The arguments are compelling, but analysts have pronounced al-Qaeda dead or dying several times since it was driven fromAfghanistan. In mid-2003, for example, it looked as if the group would not recover from the arrest of Khalid Sheikh Mohammed and the jailing of other senior leaders in Iran, but it went on to support devastating attacks in Saudi Arabia and Turkey that year, train operatives for attacks elsewhere, and strengthen its overseas presence. If we measure al-Qaeda’s condition today by the criteria in the 2007 NIE, we would have to say that concerted, multi-front counterterrorist operations have had an impact and probably weakened the group in its mid-to-senior ranks -- possibly the worst damage since 2001. It has failed to mount an attack in a Western country since 2005, but we cannot definitively say al-Qaeda now lacks the capacity to mount an operation of some sort in the United States.
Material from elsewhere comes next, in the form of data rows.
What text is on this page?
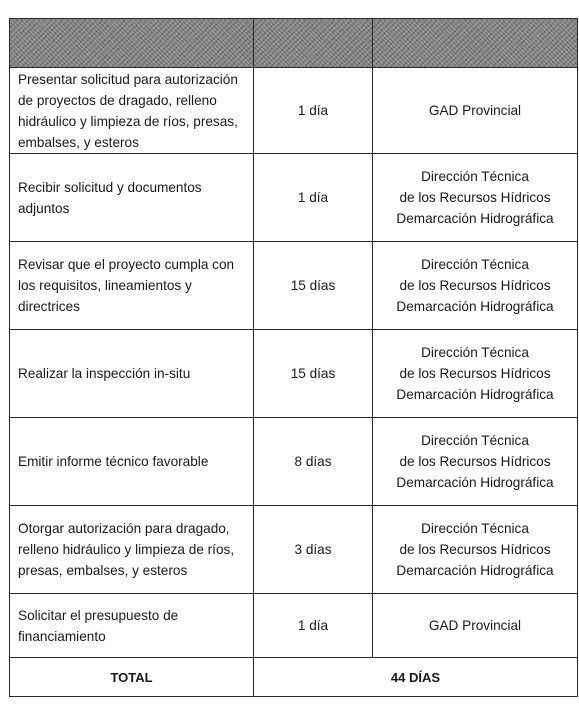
Presentar solicitud para autorización de proyectos de dragado, relleno hidráulico y limpieza de ríos, presas, embalses, y esteros	1 día	GAD Provincial

Recibir solicitud y documentos adjuntos	1 día	Dirección Técnica
de los Recursos Hídricos
Demarcación Hidrográfica

Revisar que el proyecto cumpla con los requisitos, lineamientos y directrices	15 días	Dirección Técnica
de los Recursos Hídricos
Demarcación Hidrográfica

Realizar la inspección in-situ	15 días	Dirección Técnica
de los Recursos Hídricos
Demarcación Hidrográfica

Emitir informe técnico favorable	8 días	Dirección Técnica
de los Recursos Hídricos
Demarcación Hidrográfica

Otorgar autorización para dragado, relleno hidráulico y limpieza de ríos, presas, embalses, y esteros	3 días	Dirección Técnica
de los Recursos Hídricos
Demarcación Hidrográfica

Solicitar el presupuesto de financiamiento	1 día	GAD Provincial

TOTAL	44 DÍAS	
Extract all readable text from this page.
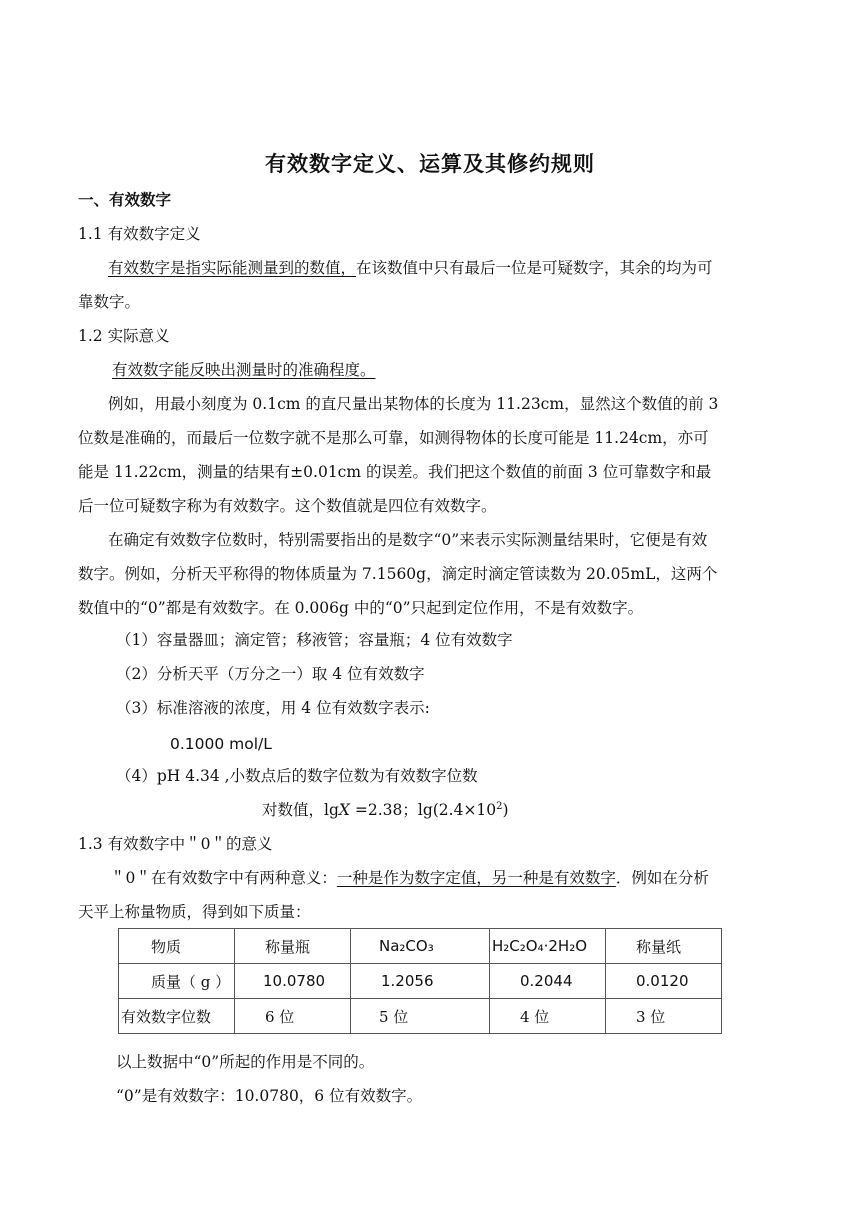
有效数字定义、运算及其修约规则
一、有效数字
1.1 有效数字定义
有效数字是指实际能测量到的数值，在该数值中只有最后一位是可疑数字，其余的均为可
靠数字。
1.2 实际意义
有效数字能反映出测量时的准确程度。
例如，用最小刻度为 0.1cm 的直尺量出某物体的长度为 11.23cm，显然这个数值的前 3
位数是准确的，而最后一位数字就不是那么可靠，如测得物体的长度可能是 11.24cm，亦可
能是 11.22cm，测量的结果有±0.01cm 的误差。我们把这个数值的前面 3 位可靠数字和最
后一位可疑数字称为有效数字。这个数值就是四位有效数字。
在确定有效数字位数时，特别需要指出的是数字“0”来表示实际测量结果时，它便是有效
数字。例如，分析天平称得的物体质量为 7.1560g，滴定时滴定管读数为 20.05mL，这两个
数值中的“0”都是有效数字。在 0.006g 中的“0”只起到定位作用，不是有效数字。
（1）容量器皿；滴定管；移液管；容量瓶；4 位有效数字
（2）分析天平（万分之一）取 4 位有效数字
（3）标准溶液的浓度，用 4 位有效数字表示:
0.1000 mol/L
（4）pH 4.34 ,小数点后的数字位数为有效数字位数
对数值，lgX =2.38；$\lg(2.4\times 10^2)$
1.3 有效数字中＂0＂的意义
＂0＂在有效数字中有两种意义：一种是作为数字定值，另一种是有效数字．例如在分析
天平上称量物质，得到如下质量：
物质	称量瓶	Na₂CO₃	H₂C₂O₄·2H₂O	称量纸
质量（ g ）	10.0780	1.2056	0.2044	0.0120
有效数字位数	6 位	5 位	4 位	3 位
以上数据中“0”所起的作用是不同的。
“0”是有效数字：10.0780，6 位有效数字。
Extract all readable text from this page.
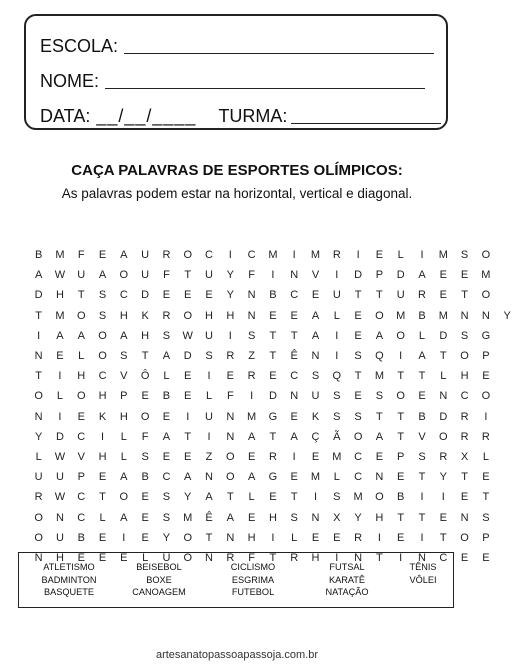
ESCOLA:
NOME:
DATA: __/__/____ TURMA:
CAÇA PALAVRAS DE ESPORTES OLÍMPICOS:
As palavras podem estar na horizontal, vertical e diagonal.
B	M	F	E	A	U	R	O	C	I	C	M	I	M	R	I	E	L	I	M	S	O
A	W	U	A	O	U	F	T	U	Y	F	I	N	V	I	D	P	D	A	E	E	M
D	H	T	S	C	D	E	E	E	Y	N	B	C	E	U	T	T	U	R	E	T	O
T	M	O	S	H	K	R	O	H	H	N	E	E	A	L	E	O	M	B	M	N	N	Y
I	A	A	O	A	H	S	W	U	I	S	T	T	A	I	E	A	O	L	D	S	G
N	E	L	O	S	T	A	D	S	R	Z	T	Ê	N	I	S	Q	I	A	T	O	P
T	I	H	C	V	Ô	L	E	I	E	R	E	C	S	Q	T	M	T	T	L	H	E
O	L	O	H	P	E	B	E	L	F	I	D	N	U	S	E	S	O	E	N	C	O
N	I	E	K	H	O	E	I	U	N	M	G	E	K	S	S	T	T	B	D	R	I
Y	D	C	I	L	F	A	T	I	N	A	T	A	Ç	Ã	O	A	T	V	O	R	R
L	W	V	H	L	S	E	E	Z	O	E	R	I	E	M	C	E	P	S	R	X	L
U	U	P	E	A	B	C	A	N	O	A	G	E	M	L	C	N	E	T	Y	T	E
R	W	C	T	O	E	S	Y	A	T	L	E	T	I	S	M	O	B	I	I	E	T
O	N	C	L	A	E	S	M	Ê	A	E	H	S	N	X	Y	H	T	T	E	N	S
O	U	B	E	I	E	Y	O	T	N	H	I	L	E	E	R	I	E	I	T	O	P
N	H	E	E	E	L	U	O	N	R	F	T	R	H	I	N	T	I	N	C	E	E
ATLETISMO
BADMINTON
BASQUETE
BEISEBOL
BOXE
CANOAGEM
CICLISMO
ESGRIMA
FUTEBOL
FUTSAL
KARATÊ
NATAÇÃO
TÊNIS
VÔLEI
artesanatopassoapassoja.com.br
The top leadership -- bin Laden and Ayman al-Zawahiri -- is still functioning, even though little is publicly known about them beyond their media presence. Although the capability of the group’s operational lieutenants is unclear, al-Qaeda continues to coordinate operations with allies such as the Pakistani and Afghan Taliban, and it retains contacts in other countries who may be able to act in its name. The group certainly still benefits from the same safe haven in the FATA and seems firmly entrenched there. Arrests this year of suspected al-Qaeda operatives in Western countries, including the United States, speak not only to the group’s weaknesses, since its attacks were thwarted, but also to its persistence in its mission despite setbacks.